Dans Féministe avec Marx. Pour un dialogue avec Judith Butler et les « féministes matérialistes », Saliha Boussedra revient sur ce rejet de l'idée de nature chez les féministes matérialistes des années 1970. Ces lectrices assidues de Marx ont pourtant fait l’erreur de distinguer en Marx le penseur de la nature et le penseur de l’histoire - une séparation que le matérialisme historique tente précisément de dépasser. Leurrées par l’analogie d’Engels (« Dans la famille, l'homme est le bourgeois ; la femme joue le rôle du Prolétariat »), elles ont mésusé du concept de classe sociale, croyant pouvoir l'appliquer aux rapports sociaux de sexe dans la famille.
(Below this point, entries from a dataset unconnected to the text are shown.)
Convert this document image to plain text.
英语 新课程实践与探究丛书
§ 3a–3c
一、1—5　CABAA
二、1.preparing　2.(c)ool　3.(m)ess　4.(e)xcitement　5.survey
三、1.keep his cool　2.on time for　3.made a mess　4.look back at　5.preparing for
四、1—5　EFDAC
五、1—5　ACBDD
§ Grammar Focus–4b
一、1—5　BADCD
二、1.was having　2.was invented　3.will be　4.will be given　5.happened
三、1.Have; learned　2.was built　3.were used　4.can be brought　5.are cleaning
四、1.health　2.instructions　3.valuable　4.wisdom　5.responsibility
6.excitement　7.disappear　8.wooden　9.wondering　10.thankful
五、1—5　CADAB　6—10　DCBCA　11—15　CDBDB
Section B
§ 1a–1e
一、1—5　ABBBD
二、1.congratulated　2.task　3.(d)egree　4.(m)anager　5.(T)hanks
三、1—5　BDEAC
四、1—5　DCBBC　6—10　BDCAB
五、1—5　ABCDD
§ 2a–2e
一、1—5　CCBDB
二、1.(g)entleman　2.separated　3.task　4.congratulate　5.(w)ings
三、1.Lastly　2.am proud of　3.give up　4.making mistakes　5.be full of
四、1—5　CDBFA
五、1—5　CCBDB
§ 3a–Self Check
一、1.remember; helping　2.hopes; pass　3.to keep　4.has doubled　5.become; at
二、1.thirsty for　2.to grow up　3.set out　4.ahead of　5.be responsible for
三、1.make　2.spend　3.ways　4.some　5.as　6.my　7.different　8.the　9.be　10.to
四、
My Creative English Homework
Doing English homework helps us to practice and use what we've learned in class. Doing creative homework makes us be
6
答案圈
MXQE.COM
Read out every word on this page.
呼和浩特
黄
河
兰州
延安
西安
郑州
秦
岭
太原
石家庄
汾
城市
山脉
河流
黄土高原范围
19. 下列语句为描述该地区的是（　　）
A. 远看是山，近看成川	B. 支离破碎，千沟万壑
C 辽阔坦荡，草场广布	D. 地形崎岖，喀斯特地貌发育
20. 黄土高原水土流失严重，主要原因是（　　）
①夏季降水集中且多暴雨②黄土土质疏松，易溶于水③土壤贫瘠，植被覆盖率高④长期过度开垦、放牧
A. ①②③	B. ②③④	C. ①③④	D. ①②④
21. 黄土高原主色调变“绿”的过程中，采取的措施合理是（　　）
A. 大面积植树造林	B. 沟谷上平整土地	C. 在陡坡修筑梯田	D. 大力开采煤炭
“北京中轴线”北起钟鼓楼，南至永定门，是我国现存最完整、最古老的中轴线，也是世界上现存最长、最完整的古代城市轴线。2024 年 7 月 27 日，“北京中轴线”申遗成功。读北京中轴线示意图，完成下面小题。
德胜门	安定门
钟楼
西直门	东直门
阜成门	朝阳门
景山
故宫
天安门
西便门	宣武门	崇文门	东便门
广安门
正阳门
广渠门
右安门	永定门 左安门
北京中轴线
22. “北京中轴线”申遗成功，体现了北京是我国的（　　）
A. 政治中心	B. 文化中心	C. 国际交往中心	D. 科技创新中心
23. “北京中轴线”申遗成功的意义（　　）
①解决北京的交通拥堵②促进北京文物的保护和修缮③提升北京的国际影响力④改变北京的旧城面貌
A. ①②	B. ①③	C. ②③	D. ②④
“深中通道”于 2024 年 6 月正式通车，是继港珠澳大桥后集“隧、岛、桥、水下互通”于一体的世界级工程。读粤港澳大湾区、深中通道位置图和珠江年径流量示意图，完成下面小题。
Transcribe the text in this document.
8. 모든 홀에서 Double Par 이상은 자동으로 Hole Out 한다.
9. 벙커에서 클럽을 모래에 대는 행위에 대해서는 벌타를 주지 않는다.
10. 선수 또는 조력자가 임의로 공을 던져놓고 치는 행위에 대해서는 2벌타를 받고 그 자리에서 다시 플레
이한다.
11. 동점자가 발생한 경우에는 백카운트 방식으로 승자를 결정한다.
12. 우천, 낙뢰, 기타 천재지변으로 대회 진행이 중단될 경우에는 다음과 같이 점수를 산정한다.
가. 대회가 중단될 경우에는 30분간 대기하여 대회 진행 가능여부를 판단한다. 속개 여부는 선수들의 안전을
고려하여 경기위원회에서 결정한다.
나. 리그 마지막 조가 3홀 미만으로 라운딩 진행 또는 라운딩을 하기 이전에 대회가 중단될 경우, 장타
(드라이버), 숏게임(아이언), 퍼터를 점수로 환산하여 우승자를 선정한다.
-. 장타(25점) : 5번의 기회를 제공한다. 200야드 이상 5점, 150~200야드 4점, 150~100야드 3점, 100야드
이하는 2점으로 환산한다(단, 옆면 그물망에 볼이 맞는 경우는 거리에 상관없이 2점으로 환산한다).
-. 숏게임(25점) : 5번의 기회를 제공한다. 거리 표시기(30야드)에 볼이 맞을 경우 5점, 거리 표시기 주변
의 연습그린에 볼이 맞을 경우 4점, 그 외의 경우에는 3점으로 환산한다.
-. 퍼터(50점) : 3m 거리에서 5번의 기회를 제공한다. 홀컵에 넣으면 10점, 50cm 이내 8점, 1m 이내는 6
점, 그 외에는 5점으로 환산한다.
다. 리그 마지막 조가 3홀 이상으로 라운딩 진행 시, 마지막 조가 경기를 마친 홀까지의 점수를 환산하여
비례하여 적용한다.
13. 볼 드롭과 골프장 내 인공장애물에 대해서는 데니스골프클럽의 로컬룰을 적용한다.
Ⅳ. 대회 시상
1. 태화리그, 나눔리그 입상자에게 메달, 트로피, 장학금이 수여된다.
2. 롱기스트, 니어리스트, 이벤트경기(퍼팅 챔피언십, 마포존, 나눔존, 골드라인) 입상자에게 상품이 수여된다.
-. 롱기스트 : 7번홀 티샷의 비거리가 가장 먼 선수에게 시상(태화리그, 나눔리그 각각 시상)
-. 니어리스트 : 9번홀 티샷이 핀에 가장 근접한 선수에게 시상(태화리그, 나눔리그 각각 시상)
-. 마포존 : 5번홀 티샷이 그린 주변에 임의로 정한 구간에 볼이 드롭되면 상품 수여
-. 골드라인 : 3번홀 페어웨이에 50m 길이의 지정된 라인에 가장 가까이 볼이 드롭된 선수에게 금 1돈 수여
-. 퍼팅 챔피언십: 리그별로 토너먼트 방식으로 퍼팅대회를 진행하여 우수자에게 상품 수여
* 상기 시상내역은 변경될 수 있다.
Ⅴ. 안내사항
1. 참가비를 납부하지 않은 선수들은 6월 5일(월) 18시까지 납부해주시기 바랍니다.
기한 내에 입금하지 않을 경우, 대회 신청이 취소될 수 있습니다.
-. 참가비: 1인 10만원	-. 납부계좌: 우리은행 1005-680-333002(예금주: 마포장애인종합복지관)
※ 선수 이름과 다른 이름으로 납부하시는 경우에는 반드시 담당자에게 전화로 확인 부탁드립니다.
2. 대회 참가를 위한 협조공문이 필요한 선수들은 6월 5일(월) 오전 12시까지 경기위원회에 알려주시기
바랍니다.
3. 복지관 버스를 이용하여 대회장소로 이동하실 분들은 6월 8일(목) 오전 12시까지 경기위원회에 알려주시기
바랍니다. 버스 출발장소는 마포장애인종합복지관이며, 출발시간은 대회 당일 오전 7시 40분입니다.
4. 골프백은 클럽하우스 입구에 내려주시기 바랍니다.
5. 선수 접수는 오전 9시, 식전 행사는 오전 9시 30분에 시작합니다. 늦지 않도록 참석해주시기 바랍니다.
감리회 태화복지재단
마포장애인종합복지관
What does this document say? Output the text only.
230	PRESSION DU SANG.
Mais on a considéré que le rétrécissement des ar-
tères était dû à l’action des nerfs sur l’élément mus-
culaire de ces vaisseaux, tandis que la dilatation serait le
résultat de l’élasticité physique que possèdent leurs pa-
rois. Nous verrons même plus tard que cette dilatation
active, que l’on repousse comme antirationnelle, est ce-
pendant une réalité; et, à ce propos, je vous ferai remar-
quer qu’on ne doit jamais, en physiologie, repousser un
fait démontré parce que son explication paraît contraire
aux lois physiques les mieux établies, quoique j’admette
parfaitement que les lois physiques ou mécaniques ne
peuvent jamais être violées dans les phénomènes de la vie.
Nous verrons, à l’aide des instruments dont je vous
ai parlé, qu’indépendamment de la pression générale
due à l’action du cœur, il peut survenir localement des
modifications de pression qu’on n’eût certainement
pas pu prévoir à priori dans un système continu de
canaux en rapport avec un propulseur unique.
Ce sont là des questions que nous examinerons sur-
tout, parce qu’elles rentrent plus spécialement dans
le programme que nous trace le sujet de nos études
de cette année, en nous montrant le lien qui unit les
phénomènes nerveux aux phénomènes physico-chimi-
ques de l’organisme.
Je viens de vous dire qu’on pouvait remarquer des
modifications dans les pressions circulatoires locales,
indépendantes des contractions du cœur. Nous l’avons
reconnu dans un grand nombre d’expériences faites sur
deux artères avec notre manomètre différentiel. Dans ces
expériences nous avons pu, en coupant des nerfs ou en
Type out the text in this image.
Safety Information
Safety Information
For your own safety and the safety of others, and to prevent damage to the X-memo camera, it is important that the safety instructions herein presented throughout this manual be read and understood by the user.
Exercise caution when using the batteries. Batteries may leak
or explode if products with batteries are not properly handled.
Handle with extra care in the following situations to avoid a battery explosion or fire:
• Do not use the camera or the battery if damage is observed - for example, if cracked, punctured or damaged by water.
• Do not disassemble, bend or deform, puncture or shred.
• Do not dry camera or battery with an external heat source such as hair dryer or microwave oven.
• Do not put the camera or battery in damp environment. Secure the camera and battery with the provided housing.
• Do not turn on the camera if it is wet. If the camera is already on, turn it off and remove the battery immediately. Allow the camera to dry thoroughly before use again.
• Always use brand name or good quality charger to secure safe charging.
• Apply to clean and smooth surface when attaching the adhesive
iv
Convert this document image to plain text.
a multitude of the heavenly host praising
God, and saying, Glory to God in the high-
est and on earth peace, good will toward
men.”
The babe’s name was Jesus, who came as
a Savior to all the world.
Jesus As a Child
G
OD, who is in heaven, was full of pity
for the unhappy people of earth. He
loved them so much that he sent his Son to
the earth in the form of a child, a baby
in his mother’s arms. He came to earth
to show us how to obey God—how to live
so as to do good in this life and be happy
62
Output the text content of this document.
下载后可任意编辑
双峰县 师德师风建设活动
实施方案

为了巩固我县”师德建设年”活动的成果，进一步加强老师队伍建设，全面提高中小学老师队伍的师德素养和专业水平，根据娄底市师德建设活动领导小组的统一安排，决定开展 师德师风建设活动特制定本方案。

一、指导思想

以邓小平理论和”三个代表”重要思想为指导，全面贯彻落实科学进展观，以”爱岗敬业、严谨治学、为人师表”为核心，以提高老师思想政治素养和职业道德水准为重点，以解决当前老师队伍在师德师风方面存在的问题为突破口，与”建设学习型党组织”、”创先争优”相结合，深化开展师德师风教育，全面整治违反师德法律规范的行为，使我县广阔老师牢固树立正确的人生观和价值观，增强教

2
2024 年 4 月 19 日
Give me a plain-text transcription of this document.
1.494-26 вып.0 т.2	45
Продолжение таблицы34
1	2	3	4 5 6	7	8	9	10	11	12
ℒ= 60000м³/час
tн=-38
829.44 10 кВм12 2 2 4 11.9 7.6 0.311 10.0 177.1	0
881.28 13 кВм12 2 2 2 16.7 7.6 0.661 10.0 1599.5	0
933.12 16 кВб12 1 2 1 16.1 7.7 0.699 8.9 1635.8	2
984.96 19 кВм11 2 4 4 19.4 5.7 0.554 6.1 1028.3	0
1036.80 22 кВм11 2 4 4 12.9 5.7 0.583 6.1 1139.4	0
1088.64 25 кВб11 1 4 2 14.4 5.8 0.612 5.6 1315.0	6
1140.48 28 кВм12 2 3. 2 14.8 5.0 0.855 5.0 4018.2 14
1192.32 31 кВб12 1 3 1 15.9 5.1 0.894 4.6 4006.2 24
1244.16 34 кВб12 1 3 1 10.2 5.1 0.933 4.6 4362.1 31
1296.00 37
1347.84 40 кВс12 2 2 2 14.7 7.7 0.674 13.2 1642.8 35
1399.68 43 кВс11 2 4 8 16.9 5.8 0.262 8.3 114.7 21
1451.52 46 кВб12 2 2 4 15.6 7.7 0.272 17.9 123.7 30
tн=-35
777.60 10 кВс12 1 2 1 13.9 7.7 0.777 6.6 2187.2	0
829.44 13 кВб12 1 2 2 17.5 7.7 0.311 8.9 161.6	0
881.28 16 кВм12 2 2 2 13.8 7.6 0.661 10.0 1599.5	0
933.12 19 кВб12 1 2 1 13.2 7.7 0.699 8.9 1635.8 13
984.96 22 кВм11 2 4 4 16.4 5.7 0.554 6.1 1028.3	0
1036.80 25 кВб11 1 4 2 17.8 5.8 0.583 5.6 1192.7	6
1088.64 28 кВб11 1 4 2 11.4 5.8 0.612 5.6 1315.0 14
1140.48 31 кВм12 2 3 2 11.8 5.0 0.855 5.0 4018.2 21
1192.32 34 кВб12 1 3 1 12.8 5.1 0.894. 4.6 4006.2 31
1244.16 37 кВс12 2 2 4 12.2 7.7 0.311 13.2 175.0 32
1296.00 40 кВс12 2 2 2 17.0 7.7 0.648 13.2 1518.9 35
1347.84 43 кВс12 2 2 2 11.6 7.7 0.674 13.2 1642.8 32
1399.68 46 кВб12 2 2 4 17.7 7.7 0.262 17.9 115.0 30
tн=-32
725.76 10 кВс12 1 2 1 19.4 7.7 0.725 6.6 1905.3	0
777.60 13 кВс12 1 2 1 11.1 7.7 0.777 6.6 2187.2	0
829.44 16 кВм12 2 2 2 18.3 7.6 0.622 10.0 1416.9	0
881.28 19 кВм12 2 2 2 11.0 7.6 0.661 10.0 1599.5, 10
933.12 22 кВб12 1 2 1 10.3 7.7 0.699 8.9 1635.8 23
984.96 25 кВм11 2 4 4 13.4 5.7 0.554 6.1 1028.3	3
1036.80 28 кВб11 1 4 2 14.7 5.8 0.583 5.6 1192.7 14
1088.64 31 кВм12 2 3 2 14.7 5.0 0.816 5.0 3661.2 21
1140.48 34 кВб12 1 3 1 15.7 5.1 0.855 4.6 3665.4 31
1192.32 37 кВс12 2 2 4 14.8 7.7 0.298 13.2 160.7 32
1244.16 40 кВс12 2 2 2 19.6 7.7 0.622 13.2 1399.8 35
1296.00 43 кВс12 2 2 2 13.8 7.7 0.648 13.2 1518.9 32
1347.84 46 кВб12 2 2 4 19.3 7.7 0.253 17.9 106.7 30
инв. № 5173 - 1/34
Or, Marx ne s’oriente ni vers une minimisation des rapports entre les sexes, ni vers la constitution d’une classe sociale des femmes. En l’absence d’une lutte des sexes distincte de la lutte des classes, existe-t-il un intérêt stratégique à l’autonomisation des mouvements féministes ? Comment penser la spécificité de nos corps si l’on continue de séparer la société et la nature ?

Cet abandon de l’idée de nature a été poussé à son paroxysme par la philosophe Judith Butler quand, dans les années 1990, elle écrit Trouble dans le genre puis Ces corps qui comptent. En réduisant toute la réalité sociale au langage, Butler s’est empêchée de voir le rapport naturel et vital que nous entretenons à nos corps. Ces derniers ne sont pas seulement nommés, catégorisés, réprimandés, mais aussi affectés, éprouvés, endurés dans leur dimension sensible. Être sensible est indissociablement lié à l’épreuve du besoin et à la mise au travail de nos forces et de nos capacités. Ce corps de chair et d’os entretient un lien de dépendance vitale vis-à-vis de la nature et présente un caractère limité, fini.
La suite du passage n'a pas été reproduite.